Di zaman Uni Soviet dulu, seorang Sekjen Partai (jabatan tertinggi di PKUS) juga segera diberi gelar formal —biasanya menjadi presiden atau merangkap ketua Majelis Tinggi—sehingga berbagai pertemuan formal dapat dilakukan.
Dalam konteks Vietnam, seperti penjelasan Dubes Ibnu Hadi, Ketua PKV itu jabatan (lebih tepat kekuasaan) tertinggi, melebihi presiden atau perdana menteri. Karena itu, seorang Ketua PKV memiliki otoritas dalam menentukan kebijakan negara.
Mungkin betul. Hanya saja, jika tanpa dilengkapi dengan jabatan formal kenegaraan maka sulit untuk menentukan format keprotokolannya. Yang terjadi adalah komplikasi. Di satu pihak, Ketua PKV adalah jabatan powerful untuk memutus masalah-masalah terpenting dalam konteks hubungan luar negeri, namun di sisi lain sulit untuk menemukan padanannya dalam konteks struktur kenegaraan.
Dalam pembicaraan rencana kunjungan bilateral, biasanya yang pertama kali diputuskan adalah format kunjungan: state visit (kenegaraan), official visit (resmi), working visit (kunjungan kerja), atau private visit (kunjungan pribadi). Yang terakhir, meskipun tidak masuk dalam kategori kunjungan bilateral tetapi perlakuan khusus diberikan untuk mencegah hal-hal negatif yang muncul dan karena kapasitas yang bersangkutan memiliki pengaruh besar di negerinya.

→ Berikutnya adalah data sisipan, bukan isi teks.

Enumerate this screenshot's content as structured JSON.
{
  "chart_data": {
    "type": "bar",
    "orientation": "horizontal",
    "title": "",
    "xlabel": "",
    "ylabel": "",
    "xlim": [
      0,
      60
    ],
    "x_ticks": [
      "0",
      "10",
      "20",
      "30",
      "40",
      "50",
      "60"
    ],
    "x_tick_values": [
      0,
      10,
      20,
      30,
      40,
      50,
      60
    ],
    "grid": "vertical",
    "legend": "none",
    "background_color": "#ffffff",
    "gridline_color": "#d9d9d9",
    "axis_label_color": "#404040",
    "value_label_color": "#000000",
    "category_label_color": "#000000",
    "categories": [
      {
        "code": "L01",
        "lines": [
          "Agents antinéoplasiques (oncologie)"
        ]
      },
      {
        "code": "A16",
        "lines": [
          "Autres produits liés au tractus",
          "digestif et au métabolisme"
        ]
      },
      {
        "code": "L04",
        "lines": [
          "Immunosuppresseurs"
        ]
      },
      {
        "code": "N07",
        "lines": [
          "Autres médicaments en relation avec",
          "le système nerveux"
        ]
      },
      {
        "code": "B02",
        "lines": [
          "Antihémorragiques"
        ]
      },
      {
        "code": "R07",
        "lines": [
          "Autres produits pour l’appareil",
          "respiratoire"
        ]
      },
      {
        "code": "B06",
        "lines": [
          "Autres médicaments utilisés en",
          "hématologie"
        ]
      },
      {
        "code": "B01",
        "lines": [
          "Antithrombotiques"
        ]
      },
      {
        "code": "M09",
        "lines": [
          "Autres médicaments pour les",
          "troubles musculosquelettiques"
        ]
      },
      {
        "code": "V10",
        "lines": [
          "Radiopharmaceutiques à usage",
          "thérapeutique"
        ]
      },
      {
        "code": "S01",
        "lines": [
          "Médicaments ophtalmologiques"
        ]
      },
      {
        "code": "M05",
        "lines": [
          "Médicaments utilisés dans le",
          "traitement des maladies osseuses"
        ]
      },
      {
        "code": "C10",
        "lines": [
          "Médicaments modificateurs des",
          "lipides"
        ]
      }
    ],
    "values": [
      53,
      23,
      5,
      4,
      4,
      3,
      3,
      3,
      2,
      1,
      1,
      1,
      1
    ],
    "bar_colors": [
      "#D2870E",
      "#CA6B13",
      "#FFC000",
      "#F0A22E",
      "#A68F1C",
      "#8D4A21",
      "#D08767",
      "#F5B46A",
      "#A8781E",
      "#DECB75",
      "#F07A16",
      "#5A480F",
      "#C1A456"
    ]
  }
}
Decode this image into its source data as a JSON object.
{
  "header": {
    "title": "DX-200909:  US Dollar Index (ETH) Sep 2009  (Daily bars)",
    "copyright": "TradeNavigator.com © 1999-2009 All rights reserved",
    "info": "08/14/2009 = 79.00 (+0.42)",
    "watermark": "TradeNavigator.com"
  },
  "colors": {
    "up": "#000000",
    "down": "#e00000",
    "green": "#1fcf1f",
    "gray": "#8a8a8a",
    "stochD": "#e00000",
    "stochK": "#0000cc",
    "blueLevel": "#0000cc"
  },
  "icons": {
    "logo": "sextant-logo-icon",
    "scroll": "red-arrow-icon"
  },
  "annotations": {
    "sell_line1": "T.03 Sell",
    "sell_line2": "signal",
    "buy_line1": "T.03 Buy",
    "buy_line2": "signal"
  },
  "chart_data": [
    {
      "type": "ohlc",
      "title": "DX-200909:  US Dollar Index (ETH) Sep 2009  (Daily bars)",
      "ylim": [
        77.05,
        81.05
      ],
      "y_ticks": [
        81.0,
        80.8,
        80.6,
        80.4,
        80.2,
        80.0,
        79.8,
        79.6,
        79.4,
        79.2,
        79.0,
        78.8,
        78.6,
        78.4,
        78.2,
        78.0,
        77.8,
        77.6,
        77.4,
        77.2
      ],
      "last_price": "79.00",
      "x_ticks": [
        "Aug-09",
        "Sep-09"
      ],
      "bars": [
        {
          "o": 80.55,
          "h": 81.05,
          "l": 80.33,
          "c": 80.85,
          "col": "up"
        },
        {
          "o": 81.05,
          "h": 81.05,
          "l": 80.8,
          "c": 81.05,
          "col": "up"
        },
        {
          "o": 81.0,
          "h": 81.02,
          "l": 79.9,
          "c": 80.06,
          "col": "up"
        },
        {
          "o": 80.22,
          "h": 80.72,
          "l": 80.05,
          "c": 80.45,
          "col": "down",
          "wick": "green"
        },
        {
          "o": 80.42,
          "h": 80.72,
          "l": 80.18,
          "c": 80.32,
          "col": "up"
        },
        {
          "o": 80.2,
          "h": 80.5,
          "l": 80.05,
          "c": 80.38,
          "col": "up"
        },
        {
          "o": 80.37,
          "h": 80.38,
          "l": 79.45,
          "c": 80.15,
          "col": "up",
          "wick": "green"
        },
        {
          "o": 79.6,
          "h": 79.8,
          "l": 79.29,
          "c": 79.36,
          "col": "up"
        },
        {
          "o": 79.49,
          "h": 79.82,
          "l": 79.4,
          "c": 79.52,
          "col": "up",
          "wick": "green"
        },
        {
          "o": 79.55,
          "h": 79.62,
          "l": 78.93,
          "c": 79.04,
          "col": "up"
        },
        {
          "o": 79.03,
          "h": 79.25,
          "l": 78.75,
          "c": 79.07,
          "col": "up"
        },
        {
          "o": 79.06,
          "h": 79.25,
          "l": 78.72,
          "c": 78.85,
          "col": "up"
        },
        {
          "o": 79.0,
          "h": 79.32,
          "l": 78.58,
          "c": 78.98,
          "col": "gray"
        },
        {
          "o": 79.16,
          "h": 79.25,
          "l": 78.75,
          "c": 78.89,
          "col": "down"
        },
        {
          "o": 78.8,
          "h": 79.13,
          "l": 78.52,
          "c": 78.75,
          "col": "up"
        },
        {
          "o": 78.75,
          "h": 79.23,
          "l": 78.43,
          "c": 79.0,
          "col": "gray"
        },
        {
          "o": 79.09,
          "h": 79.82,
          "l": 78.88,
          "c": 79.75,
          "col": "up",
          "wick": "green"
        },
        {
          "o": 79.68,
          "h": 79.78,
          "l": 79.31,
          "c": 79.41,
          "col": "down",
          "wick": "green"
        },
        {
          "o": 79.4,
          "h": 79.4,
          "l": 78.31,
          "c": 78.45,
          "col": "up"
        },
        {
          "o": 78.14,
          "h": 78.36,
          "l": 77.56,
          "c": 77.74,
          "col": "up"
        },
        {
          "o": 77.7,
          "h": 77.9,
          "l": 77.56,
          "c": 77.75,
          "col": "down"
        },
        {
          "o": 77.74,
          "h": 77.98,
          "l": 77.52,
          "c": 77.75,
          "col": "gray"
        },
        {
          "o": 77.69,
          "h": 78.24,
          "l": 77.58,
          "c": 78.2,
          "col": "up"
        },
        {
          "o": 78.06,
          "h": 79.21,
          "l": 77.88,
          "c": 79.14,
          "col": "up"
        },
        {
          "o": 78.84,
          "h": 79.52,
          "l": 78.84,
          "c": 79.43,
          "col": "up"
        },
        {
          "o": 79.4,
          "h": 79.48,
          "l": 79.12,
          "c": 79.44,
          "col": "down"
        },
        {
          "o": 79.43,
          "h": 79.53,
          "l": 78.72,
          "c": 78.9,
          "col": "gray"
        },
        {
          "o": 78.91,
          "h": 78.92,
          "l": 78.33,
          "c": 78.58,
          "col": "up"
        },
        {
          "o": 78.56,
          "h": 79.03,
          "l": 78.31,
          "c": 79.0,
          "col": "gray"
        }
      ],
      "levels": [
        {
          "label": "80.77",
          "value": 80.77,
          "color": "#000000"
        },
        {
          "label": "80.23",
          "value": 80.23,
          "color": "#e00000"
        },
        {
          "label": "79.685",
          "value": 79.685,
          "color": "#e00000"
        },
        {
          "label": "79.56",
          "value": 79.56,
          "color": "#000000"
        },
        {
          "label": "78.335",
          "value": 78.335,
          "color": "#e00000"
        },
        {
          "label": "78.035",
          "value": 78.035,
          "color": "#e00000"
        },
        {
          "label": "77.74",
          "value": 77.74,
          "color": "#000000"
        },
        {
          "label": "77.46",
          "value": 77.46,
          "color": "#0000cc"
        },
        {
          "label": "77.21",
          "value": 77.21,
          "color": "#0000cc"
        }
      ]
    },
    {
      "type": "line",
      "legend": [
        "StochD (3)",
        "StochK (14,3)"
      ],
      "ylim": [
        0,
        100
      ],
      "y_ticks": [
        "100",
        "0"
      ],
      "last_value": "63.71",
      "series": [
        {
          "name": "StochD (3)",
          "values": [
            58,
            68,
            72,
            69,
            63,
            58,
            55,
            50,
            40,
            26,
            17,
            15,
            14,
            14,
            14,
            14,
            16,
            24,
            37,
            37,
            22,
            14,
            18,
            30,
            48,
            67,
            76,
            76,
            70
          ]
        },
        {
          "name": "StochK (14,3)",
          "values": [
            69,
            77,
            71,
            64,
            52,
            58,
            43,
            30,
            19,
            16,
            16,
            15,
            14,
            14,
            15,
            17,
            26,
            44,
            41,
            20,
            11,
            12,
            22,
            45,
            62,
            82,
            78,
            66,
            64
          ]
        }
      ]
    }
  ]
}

Karena kapasitas Mr. sebagai Ketua PKV maka terjadi komplikasi. Jika menyatakan bahwa tuan-rumah kunjungan adalah Presiden R.I., maka munculnya komplikasi pertama bahwa kedua jabatan ini tidak compatible dalam kerangka tata-negara maupun keprotokolan Indonesia.
Idealnya memang Mr. menjabat kekuasaan formal sebagai Presiden atau Perdana Menteri sehingga komplikasi dapat dihindari.
Namun, dengan jabatan hanya Ketua PKV, maka seyogianya yang menjadi tuan-rumah kunjungan adalah the ruling-party atau PDIP. Ketidaktegasan ini memicu rumor di media sosial yang seyogianya tidak perlu terjadi.
Kunjungan bilateral dipersiapkan secara rahasia, termasuk format, keprotokolan maupun substansinya. Jelas ‘komplikasi’ hanya di bidang keprotokolan. Dalam konteks ini, ‘kesepakatan’ antara kedua pihak menjadi terpenting. Hanya saja, bicara soal keprotokolan ada standar resmi, juga tradisi, kebiasaan, dan perlakuan karena keadaan khusus.
Mungkin –meskipun ini soal kecil—karena menyangkut komplikasi politik di dalam negeri dan standar keprotokolan yang berlaku barangkali ke depan kita harus cermat mengemas kunjungan seperti ini sehingga tidak menimbulkan pertanyaan bahkan spekulasi di masyarakat.
*) Hazairin Pohan adalah diplomat karir yang pernah menjadi Dubes Polandia dan terakhir sebagai Direktur Eropa Tengah dan Timur Kementerian Luar Negeri RI. Dia juga pernah bertugas di PTRI di PBB New York.